Open MPI logo

PLPA Users' Mailing List Archives

  |   Home   |   Support   |   FAQ   |   all PLPA Users mailing list

From: Bert Wesarg (wesarg_at_[hidden])
Date: 2007-04-27 09:58:30


Jeff Squyres wrote:
> On Apr 24, 2007, at 2:11 PM, Bert Wesarg wrote:
>
>>> Hmm. Is that really a good idea? I'd think it was safer to say "I
>>> don't know" rather than "here's a fallback which may or may not be
>>> true."
>> Loud thinking:
>>
>> What is the worst case that could happen, if we have no thread
>> information, aka the file thread_siblings is missing:
>> There are threads, so for two cpu ids cpu_i, cpu_j there should be two
>> tuple with (x, y, a) and (x, y, b) where a != b. So we end up with a
>> mapping from cpu_i and cpu_j to (x, y, 0).
>>
>> So the best way is here to return topo unsupported. the best thing
>> is to
>> catch this thing in the cache building.
>
> According to your prior post, we should always have the hmt
> information if we have the socket/core information, right? If so I
> think that this is a moot point.
>
> Here's the matrix of possible information in the kernel, assembled
> from a few prior posts:
>
> - number of linux virtual processors: always available
> - socket/core mappings: available in >=2.6.16
> - hmt mappings: available >=2.6.16
> - node mappings: available ?for a long time?
at least two years, but only on kernels which are configured for NUMA.

>
> ------
>
> I think I'm finally understanding what you mean by adding a 3rd
> member to the (socket,core) tuple (for the [hardware] thread ID).
Sorry, but your are not understanding: the kernel exports a cpumap per
processor ID, in the file thread_siblings. In this map at least the
current processor bit should set. Other bits are only set if these
processors are in the same core and a thread siblings to each other. so
the kernel exports not a direct thread id.

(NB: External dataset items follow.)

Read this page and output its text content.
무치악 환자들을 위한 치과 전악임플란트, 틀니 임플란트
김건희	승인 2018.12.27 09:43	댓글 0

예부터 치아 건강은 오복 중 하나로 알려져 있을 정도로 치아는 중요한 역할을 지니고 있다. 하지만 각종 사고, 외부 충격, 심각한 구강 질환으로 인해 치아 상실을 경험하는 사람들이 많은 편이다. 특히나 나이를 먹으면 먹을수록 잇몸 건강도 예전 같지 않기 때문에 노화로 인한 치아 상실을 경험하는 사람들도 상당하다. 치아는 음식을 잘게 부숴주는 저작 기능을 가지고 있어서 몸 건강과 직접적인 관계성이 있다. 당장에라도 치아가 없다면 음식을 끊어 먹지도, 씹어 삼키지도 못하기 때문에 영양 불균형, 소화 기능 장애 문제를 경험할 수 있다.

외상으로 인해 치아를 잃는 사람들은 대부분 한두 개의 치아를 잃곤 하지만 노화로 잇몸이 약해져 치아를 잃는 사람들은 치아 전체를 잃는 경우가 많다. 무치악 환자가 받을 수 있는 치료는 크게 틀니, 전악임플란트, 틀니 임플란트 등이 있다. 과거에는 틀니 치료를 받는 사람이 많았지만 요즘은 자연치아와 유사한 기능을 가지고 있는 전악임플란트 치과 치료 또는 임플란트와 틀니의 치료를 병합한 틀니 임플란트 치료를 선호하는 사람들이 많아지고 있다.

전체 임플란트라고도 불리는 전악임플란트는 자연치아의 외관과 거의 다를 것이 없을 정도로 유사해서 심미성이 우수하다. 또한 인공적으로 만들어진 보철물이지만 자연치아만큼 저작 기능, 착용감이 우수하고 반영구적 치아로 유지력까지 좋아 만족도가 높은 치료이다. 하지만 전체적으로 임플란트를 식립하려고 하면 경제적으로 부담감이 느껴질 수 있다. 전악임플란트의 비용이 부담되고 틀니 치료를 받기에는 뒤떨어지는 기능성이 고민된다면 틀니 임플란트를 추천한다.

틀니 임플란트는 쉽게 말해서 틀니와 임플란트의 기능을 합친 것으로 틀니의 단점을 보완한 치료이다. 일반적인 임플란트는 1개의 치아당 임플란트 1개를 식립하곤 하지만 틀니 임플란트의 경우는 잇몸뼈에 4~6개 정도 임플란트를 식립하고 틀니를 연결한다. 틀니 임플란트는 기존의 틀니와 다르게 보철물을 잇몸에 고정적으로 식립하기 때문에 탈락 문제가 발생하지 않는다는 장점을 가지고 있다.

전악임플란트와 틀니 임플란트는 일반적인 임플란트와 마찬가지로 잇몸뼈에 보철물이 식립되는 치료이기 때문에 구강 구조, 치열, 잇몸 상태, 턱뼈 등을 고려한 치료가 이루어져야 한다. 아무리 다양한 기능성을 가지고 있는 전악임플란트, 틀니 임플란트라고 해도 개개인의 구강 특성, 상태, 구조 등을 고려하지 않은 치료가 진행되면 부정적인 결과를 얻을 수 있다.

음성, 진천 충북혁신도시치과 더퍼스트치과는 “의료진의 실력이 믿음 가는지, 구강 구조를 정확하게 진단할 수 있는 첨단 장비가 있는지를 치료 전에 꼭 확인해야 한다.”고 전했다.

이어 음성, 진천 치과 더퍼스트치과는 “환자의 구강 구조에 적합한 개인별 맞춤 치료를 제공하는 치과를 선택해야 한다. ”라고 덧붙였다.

A little picture, a xeon processor with one core and hyperthreading enabled:

         +------------------------+
         | Xeon |
         |phys_id = 0 core_id = 0 |
         +------------------------+
               / \
         +----------+ +----------+
         | thread | | thread |
         | siblings | | siblings |
         | 00000003 | | 00000003 |
         +----------+ +----------+
               | |
             cpu0 cpu1

from this I would build the following mapping:

cpu0 <-> (0,0,0)
cpu1 <-> (0,0,1)

because cpu0 has zero bits set before bit 0 in the thread_siblings cpumap
because cpu1 has one bit set before bit 1 in the thread_siblings cpumap

>
> So I think the question is: how do we want to expose the [hardware]
> thread information and node in the API?
>
> I think looking at the data relationships will help here:
>
> - one-to-one: (socket,core) -> processor ID
> - one-to-one: (socket,core) -> node ID
> - one-to-many: (socket,core) -> thread IDs
> - one-to-one: processor ID -> (socket,core)
> - one-to-one: processor ID -> node ID
> - one-to-one: processor ID -> thread ID
> - one-to-many: node ID -> (socket,core)
> - one-to-many: node ID -> processor IDs
> - one-to-many: node ID -> thread IDs (potentially not unique)
> - one-to-many: thread ID -> (socket,core)
> - one-to-many: thread ID -> processor IDs
> - one-to-many: thread ID -> node ID
>

Your old mappings with thread:
- one-to-one: (socket,core,thread) -> processor ID
- one-to-one: (socket,core,thread) -> node ID
- one-to-one: processor ID -> (socket,core,thread)
- one-to-one: processor ID -> node ID
- one-to-many: node ID -> (socket,core,thread)
- one-to-many: node ID -> processor ID

My opinion:

(1) one-to-one: (socket,core,thread) <-> processor ID

(2a) one-to-one: processor ID -> node ID
(2b) one-to-many: node ID -> processor ID

I hope this makes it clear

> Looking at this list, I can imagine wanting to do lookups on any of
> them (looking up <foo> given a specific thread ID is probably
> somewhat dubious, but I can imagine *some* application may want to do
> it...?).
>
> If it really *is* useful to lookup based on any of these items,
> perhaps we're looking at this the wrong way -- what if there was a
> single function that did all lookups, and search terms and result
> information was expressed in terms of a struct? Perhaps something
> like this:
>
> -----
> #define PLPA_CPU_INFO_WILDCARD -1
> #define PLPA_CPU_INFO_UNKNOWN -2
> typedef struct _plpa_cpu_info_t {
> int socket, core, processor_id, thread_id, node_id;
> } plpa_cpu_info_t;
>
> int plpa_lookup(plpa_cpu_info_t *search_term, plpa_cpu_info_t **results,
> int *result_count);
>
> /* Example usage */
>
> void foo() {
> plpa_cpu_info_t search, *results;
> int result_count;
>
> /* Search on a (socket,core) tuple */
> search.socket = desired_socket_id;
> search.core = desired_core_id;
> search.processor_id = search.thread_id = search.node_id =
> PLPA_CPU_INFO_WILDCARD;
> if (0 == plpa_lookup(&search, &results, &result_count)) {
> /* can look through results[0] - results[result_count -1] */
> free(results);
> }
>
> /* Search on a node ID */
> search.node_id = desired_node_id;
> search.processor_id = search.thread_id = search.core =
> search.socket = PLPA_CPU_INFO_WILDCARD;
> if (0 == plpa_lookup(&search, &results, &result_count)) {
> /* can look through results[0] - results[result_count -1] */
> free(results);
> }
>
> /* ...and so on */
This approach looks like an higher level abstraction to the lower level
mapping.

> -----
>
> Hence, you get get an array of struct's back that you can examine for
> whatever you want, and you can eventually release in a single call to
> free(). This seems simple and straightforward.
>
> Thoughts?
>